Достоевский: "Нынче же всякий и прежде всего уверен <...>, что всё принадлежит ему одному. Если же не ему, то он даже и не сердится, а мигом решает дело <...> И застреливается. <...> Уверяют печатно, что это у них от того, что они много думают. <...> Я убеждён, напротив, что он вовсе ничего не думает, что он решительно не в силах составить понятие, до дикости неразвит <...> И при этом ни одного гамлетовского вопроса..." ("ДП". 1876. Январь) И строки из рабочей тетради, уже приводившиеся выше: "А ваши (либералов. -- Н. Н.) питомцы стреляются не только безо всякой надежды, но и идеи никакой не имея, мало того, считая за глупость её иметь. Ему жизнь скучна!.."
Или вот ещё, к примеру, "из Крафта": "-- Нынче безлесят Россию, истощают в ней почву, обращают в степь и приготовляют её для калмыков. <...> Скрепляющая идея совсем пропала. Все точно на постоялом дворе и завтра собираются вон из России..." (-8, 197)
А вот непосредственно уже сам Достоевский: "Земледелие в упадке, беспорядок. Например, лесоистребление <...>. Что будет с Россией без лесу? Положение хуже Турции. <...> Вместе с теми истреблять и леса, ибо крестьяне истребляют с остервенением, чтоб поступить к жиду..." (Из рабочих тетрадей 1875--1877 гг.) (24, 156, 221)

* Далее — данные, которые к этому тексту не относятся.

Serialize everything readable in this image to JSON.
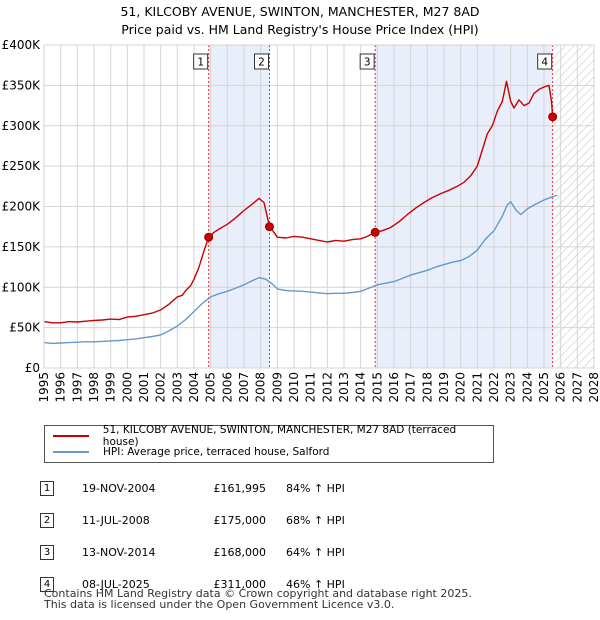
{
  "title_line1": "51, KILCOBY AVENUE, SWINTON, MANCHESTER, M27 8AD",
  "title_line2": "Price paid vs. HM Land Registry's House Price Index (HPI)",
  "chart_data": {
    "type": "line",
    "x_range": [
      1995,
      2028
    ],
    "ylim": [
      0,
      400000
    ],
    "y_ticks": [
      {
        "value": 0,
        "label": "£0"
      },
      {
        "value": 50000,
        "label": "£50K"
      },
      {
        "value": 100000,
        "label": "£100K"
      },
      {
        "value": 150000,
        "label": "£150K"
      },
      {
        "value": 200000,
        "label": "£200K"
      },
      {
        "value": 250000,
        "label": "£250K"
      },
      {
        "value": 300000,
        "label": "£300K"
      },
      {
        "value": 350000,
        "label": "£350K"
      },
      {
        "value": 400000,
        "label": "£400K"
      }
    ],
    "x_ticks": [
      "1995",
      "1996",
      "1997",
      "1998",
      "1999",
      "2000",
      "2001",
      "2002",
      "2003",
      "2004",
      "2005",
      "2006",
      "2007",
      "2008",
      "2009",
      "2010",
      "2011",
      "2012",
      "2013",
      "2014",
      "2015",
      "2016",
      "2017",
      "2018",
      "2019",
      "2020",
      "2021",
      "2022",
      "2023",
      "2024",
      "2025",
      "2026",
      "2027",
      "2028"
    ],
    "grid": true,
    "forecast_hatch_from": 2025.6,
    "series": [
      {
        "name": "51, KILCOBY AVENUE, SWINTON, MANCHESTER, M27 8AD (terraced house)",
        "color": "#cc0000",
        "points": [
          [
            1995,
            57500
          ],
          [
            1995.5,
            56000
          ],
          [
            1996,
            56000
          ],
          [
            1996.5,
            57500
          ],
          [
            1997,
            57000
          ],
          [
            1997.5,
            58000
          ],
          [
            1998,
            59000
          ],
          [
            1998.5,
            59500
          ],
          [
            1999,
            60500
          ],
          [
            1999.5,
            60000
          ],
          [
            2000,
            63000
          ],
          [
            2000.5,
            64000
          ],
          [
            2001,
            66000
          ],
          [
            2001.5,
            68000
          ],
          [
            2002,
            72000
          ],
          [
            2002.5,
            79000
          ],
          [
            2003,
            88000
          ],
          [
            2003.3,
            90000
          ],
          [
            2003.5,
            96000
          ],
          [
            2003.8,
            102000
          ],
          [
            2004,
            110000
          ],
          [
            2004.3,
            125000
          ],
          [
            2004.6,
            145000
          ],
          [
            2004.88,
            161995
          ],
          [
            2005.2,
            168000
          ],
          [
            2005.5,
            172000
          ],
          [
            2006,
            178000
          ],
          [
            2006.5,
            186000
          ],
          [
            2007,
            195000
          ],
          [
            2007.5,
            203000
          ],
          [
            2007.9,
            210000
          ],
          [
            2008.2,
            205000
          ],
          [
            2008.53,
            175000
          ],
          [
            2008.8,
            168000
          ],
          [
            2009,
            162000
          ],
          [
            2009.5,
            161000
          ],
          [
            2010,
            163000
          ],
          [
            2010.5,
            162000
          ],
          [
            2011,
            160000
          ],
          [
            2011.5,
            158000
          ],
          [
            2012,
            156000
          ],
          [
            2012.5,
            158000
          ],
          [
            2013,
            157000
          ],
          [
            2013.5,
            159000
          ],
          [
            2014,
            160000
          ],
          [
            2014.4,
            163000
          ],
          [
            2014.87,
            168000
          ],
          [
            2015.3,
            170000
          ],
          [
            2015.8,
            174000
          ],
          [
            2016.3,
            181000
          ],
          [
            2016.8,
            190000
          ],
          [
            2017.3,
            198000
          ],
          [
            2017.8,
            205000
          ],
          [
            2018.3,
            211000
          ],
          [
            2018.8,
            216000
          ],
          [
            2019.3,
            220000
          ],
          [
            2019.8,
            225000
          ],
          [
            2020.2,
            230000
          ],
          [
            2020.6,
            238000
          ],
          [
            2021,
            250000
          ],
          [
            2021.3,
            270000
          ],
          [
            2021.6,
            290000
          ],
          [
            2021.9,
            300000
          ],
          [
            2022.2,
            318000
          ],
          [
            2022.5,
            330000
          ],
          [
            2022.75,
            355000
          ],
          [
            2023,
            330000
          ],
          [
            2023.2,
            322000
          ],
          [
            2023.5,
            332000
          ],
          [
            2023.8,
            325000
          ],
          [
            2024.1,
            328000
          ],
          [
            2024.4,
            340000
          ],
          [
            2024.7,
            345000
          ],
          [
            2025,
            348000
          ],
          [
            2025.3,
            350000
          ],
          [
            2025.45,
            330000
          ],
          [
            2025.52,
            311000
          ]
        ]
      },
      {
        "name": "HPI: Average price, terraced house, Salford",
        "color": "#6699cc",
        "points": [
          [
            1995,
            31500
          ],
          [
            1995.5,
            30500
          ],
          [
            1996,
            31000
          ],
          [
            1996.5,
            31500
          ],
          [
            1997,
            32000
          ],
          [
            1997.5,
            32500
          ],
          [
            1998,
            32500
          ],
          [
            1998.5,
            33000
          ],
          [
            1999,
            33500
          ],
          [
            1999.5,
            34000
          ],
          [
            2000,
            35000
          ],
          [
            2000.5,
            36000
          ],
          [
            2001,
            37500
          ],
          [
            2001.5,
            39000
          ],
          [
            2002,
            41000
          ],
          [
            2002.5,
            46000
          ],
          [
            2003,
            52000
          ],
          [
            2003.5,
            60000
          ],
          [
            2004,
            70000
          ],
          [
            2004.5,
            80000
          ],
          [
            2005,
            88000
          ],
          [
            2005.5,
            92000
          ],
          [
            2006,
            95000
          ],
          [
            2006.5,
            99000
          ],
          [
            2007,
            103000
          ],
          [
            2007.5,
            108000
          ],
          [
            2007.9,
            112000
          ],
          [
            2008.3,
            110000
          ],
          [
            2008.7,
            104000
          ],
          [
            2009,
            98000
          ],
          [
            2009.5,
            96000
          ],
          [
            2010,
            95500
          ],
          [
            2010.5,
            95000
          ],
          [
            2011,
            94000
          ],
          [
            2011.5,
            93000
          ],
          [
            2012,
            92000
          ],
          [
            2012.5,
            92500
          ],
          [
            2013,
            92500
          ],
          [
            2013.5,
            93500
          ],
          [
            2014,
            95000
          ],
          [
            2014.5,
            99000
          ],
          [
            2015,
            103000
          ],
          [
            2015.5,
            105000
          ],
          [
            2016,
            107000
          ],
          [
            2016.5,
            111000
          ],
          [
            2017,
            115000
          ],
          [
            2017.5,
            118000
          ],
          [
            2018,
            121000
          ],
          [
            2018.5,
            125000
          ],
          [
            2019,
            128000
          ],
          [
            2019.5,
            131000
          ],
          [
            2020,
            133000
          ],
          [
            2020.5,
            138000
          ],
          [
            2021,
            146000
          ],
          [
            2021.5,
            160000
          ],
          [
            2022,
            170000
          ],
          [
            2022.5,
            188000
          ],
          [
            2022.8,
            202000
          ],
          [
            2023,
            206000
          ],
          [
            2023.3,
            196000
          ],
          [
            2023.6,
            190000
          ],
          [
            2024,
            197000
          ],
          [
            2024.5,
            203000
          ],
          [
            2025,
            208000
          ],
          [
            2025.5,
            212000
          ],
          [
            2025.8,
            214000
          ]
        ]
      }
    ],
    "sales": [
      {
        "label": "1",
        "year": 2004.88,
        "price": 161995,
        "date": "19-NOV-2004",
        "price_label": "£161,995",
        "hpi_label": "84% ↑ HPI"
      },
      {
        "label": "2",
        "year": 2008.53,
        "price": 175000,
        "date": "11-JUL-2008",
        "price_label": "£175,000",
        "hpi_label": "68% ↑ HPI"
      },
      {
        "label": "3",
        "year": 2014.87,
        "price": 168000,
        "date": "13-NOV-2014",
        "price_label": "£168,000",
        "hpi_label": "64% ↑ HPI"
      },
      {
        "label": "4",
        "year": 2025.52,
        "price": 311000,
        "date": "08-JUL-2025",
        "price_label": "£311,000",
        "hpi_label": "46% ↑ HPI"
      }
    ],
    "shaded_ranges": [
      [
        2004.88,
        2008.53
      ],
      [
        2014.87,
        2025.52
      ]
    ]
  },
  "legend": {
    "property_label": "51, KILCOBY AVENUE, SWINTON, MANCHESTER, M27 8AD (terraced house)",
    "hpi_label": "HPI: Average price, terraced house, Salford",
    "property_color": "#cc0000",
    "hpi_color": "#6699cc"
  },
  "footer": {
    "line1": "Contains HM Land Registry data © Crown copyright and database right 2025.",
    "line2": "This data is licensed under the Open Government Licence v3.0."
  }
}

Стоит сопоставить и внешность героя и автора. Крафт: "Двадцати шести лет, довольно сухощав, <...> белокур..." А вот каким зафиксировала в своей памяти 26-летнего Достоевского А. Я. Панаева: "Он был худенький, <...> белокурый..." Правда, на этом штрихи сходства вроде бы исчерпываются, ибо молодой Достоевский у Панаевой "маленький", "страшно нервный и впечатлительный"222, а Крафт, наоборот, был "росту выше среднего" и в лице имел "что-то такое слишком уж спокойное в нравственном смысле, что-то вроде какой-то тайной, себе неведомой гордости..."(-8, 184) Но какой, право, соблазн объяснить такое расхождение тем, что Крафту Достоевский добавил во внешность именно того, чего не хватало ему в юности и о чём он не мог не мечтать, приукрашивая себя в воображении.
Одним словом, гипотеза о том, что сам Достоевский явился одним из прототипов своего героя, очень похожа на аксиому. Но вот самое главное различие между ними тот же Розанов внятно не объяснил. А оно довольно просто: Крафт поверил во "второстепенность" России, русского народа и на этом успокоился (упокоился -- да простится нам такой мрачный каламбур!); автор же "Подростка" болел этой проблемой, мучился ею, но принять её и поверить в неё не мог. В основе идеи Крафта лежит первое "Философическое письмо" П. Я. Чаадаева, о котором (письме) Достоевский ещё в записной тетради 1864--1865 гг. пометил-высказался однозначно -- "гадкая статья Чаадаева".(20, 190) А то, что подобная идея может довести человека до самоубийства, причём именно даже и не коренного русского, вероятно, Достоевский узнал от А. Ф. Кони, близкий знакомый которого по фамилии Крамер покончил с собой и в предсмертном дневнике объяснил это любовью к русскому народу, который, якобы, призван послужить "лишь удобрением для более свежих народов".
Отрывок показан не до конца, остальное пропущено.